Regardez d’abord autour de vous
À remarquer
- Trois figures-piliers
- Le train BART argenté
- La foule de passagers sans visage
- L’escalier de la station
L’histoire du lieu
L’escalier de rue descend sous terre vers la station du chemin de fer urbain, mais derrière lui subsiste un pâté de maisons bas du Mission District. Pour ce nouveau nœud, on projetait d’y installer de hauts immeubles de bureaux, des garages et des passages surélevés au-dessus de la rue ; une partie des maisons et des petites boutiques avait déjà été supprimée, mais les habitants arrêtèrent la transformation ultérieure. C’est pourquoi, à côté du béton des voies, se trouvent de petits établissements et des immeubles d’habitation, et sur le mur au-dessus de la descente se distinguent trois gigantesques figures qui reprennent la forme des piliers. L’éclat actuel de cette peinture murale est la trace d’une restauration ultérieure, lorsque l’auteur revint au mur et retraça les contours.

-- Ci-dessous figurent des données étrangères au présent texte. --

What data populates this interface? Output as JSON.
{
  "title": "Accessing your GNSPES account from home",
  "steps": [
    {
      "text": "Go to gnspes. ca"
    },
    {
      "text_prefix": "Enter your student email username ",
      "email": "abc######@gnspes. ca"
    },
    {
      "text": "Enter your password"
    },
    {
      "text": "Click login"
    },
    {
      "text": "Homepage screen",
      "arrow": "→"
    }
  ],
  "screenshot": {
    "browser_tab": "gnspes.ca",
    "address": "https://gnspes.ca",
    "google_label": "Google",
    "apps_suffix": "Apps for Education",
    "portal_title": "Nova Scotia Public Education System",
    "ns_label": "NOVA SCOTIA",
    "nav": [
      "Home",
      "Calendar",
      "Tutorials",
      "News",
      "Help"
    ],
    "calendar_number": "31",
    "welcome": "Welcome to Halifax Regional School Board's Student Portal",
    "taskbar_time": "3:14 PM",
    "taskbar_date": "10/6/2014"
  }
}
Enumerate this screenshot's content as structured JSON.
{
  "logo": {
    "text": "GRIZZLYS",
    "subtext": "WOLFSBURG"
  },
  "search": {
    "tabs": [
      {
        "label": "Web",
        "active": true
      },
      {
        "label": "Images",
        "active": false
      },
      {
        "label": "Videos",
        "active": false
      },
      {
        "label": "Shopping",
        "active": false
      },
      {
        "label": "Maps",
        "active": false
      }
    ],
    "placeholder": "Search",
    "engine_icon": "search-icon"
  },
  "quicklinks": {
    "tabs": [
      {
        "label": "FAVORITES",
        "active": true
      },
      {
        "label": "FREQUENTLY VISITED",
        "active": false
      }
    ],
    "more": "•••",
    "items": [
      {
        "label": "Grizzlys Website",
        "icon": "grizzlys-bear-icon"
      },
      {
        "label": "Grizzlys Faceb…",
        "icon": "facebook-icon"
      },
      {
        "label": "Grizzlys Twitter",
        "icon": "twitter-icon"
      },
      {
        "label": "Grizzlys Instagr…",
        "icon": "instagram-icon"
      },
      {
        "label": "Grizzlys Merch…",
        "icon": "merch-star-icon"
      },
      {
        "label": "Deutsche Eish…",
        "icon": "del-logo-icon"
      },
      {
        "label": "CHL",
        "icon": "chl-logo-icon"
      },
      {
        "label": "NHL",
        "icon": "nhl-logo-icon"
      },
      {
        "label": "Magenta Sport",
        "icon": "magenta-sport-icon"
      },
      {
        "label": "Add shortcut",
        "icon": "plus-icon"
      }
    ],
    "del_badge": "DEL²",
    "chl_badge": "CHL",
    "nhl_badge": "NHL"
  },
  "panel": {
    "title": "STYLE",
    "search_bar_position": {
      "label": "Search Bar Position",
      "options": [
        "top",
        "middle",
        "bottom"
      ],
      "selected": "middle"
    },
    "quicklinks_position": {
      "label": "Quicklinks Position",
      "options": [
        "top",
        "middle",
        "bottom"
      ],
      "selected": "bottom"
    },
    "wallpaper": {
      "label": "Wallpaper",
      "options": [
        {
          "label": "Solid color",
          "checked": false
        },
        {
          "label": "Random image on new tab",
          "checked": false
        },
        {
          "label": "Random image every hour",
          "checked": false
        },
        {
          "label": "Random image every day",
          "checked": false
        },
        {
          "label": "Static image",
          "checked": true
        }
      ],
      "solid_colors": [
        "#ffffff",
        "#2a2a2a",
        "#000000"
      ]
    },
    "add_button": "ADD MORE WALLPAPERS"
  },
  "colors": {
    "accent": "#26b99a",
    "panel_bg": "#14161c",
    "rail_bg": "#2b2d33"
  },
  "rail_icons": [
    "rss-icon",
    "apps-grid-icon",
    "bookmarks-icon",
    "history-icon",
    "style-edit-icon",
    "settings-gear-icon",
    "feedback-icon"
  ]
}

L’angle nord-est du carrefour sert à la fois d’entrée du métro et de place publique. On y change pour les bus, on y commerce, on y fixe des rendez-vous et on y organise des événements publics. Au-dessus de l’escalier, trois gigantesques figures portent dans leurs bras un train BART argenté. Leurs corps ressemblent à des piliers de béton.
Lors de la conception de la station, une telle peinture murale n’était pas prévue. En mille neuf cent soixante-six, les architectes proposaient d’entourer les futures entrées d’immeubles d’au moins treize étages, de bureaux, de garages, de passages surélevés au-dessus de la rue et d’espaces commerciaux. Pour construire la station elle-même, une partie des maisons et des magasins fut démolie. Les habitants du Mission District obtinrent l’abandon du reste du réaménagement et, après l’ouverture du métro en mille neuf cent soixante-treize, un pâté de maisons de petits établissements et d’immeubles d’habitation subsista derrière les escaliers.
Michael Ríos, un jeune artiste qui travaillait dans le Mission District, voulait occuper un nouveau mur de la ville avec une image réalisée par des habitants du quartier eux-mêmes. Sur le chemin de l’école, les enfants du quartier passaient devant des publicités pour les cigarettes et l’alcool ; Ríos qualifiait ses premières peintures murales de lutte contre les panneaux publicitaires. Un jour, il passa devant les voies aériennes du BART et vit des figures humaines dans les piliers de béton. C’est ainsi qu’apparut l’esquisse de personnes sur lesquelles repose le train.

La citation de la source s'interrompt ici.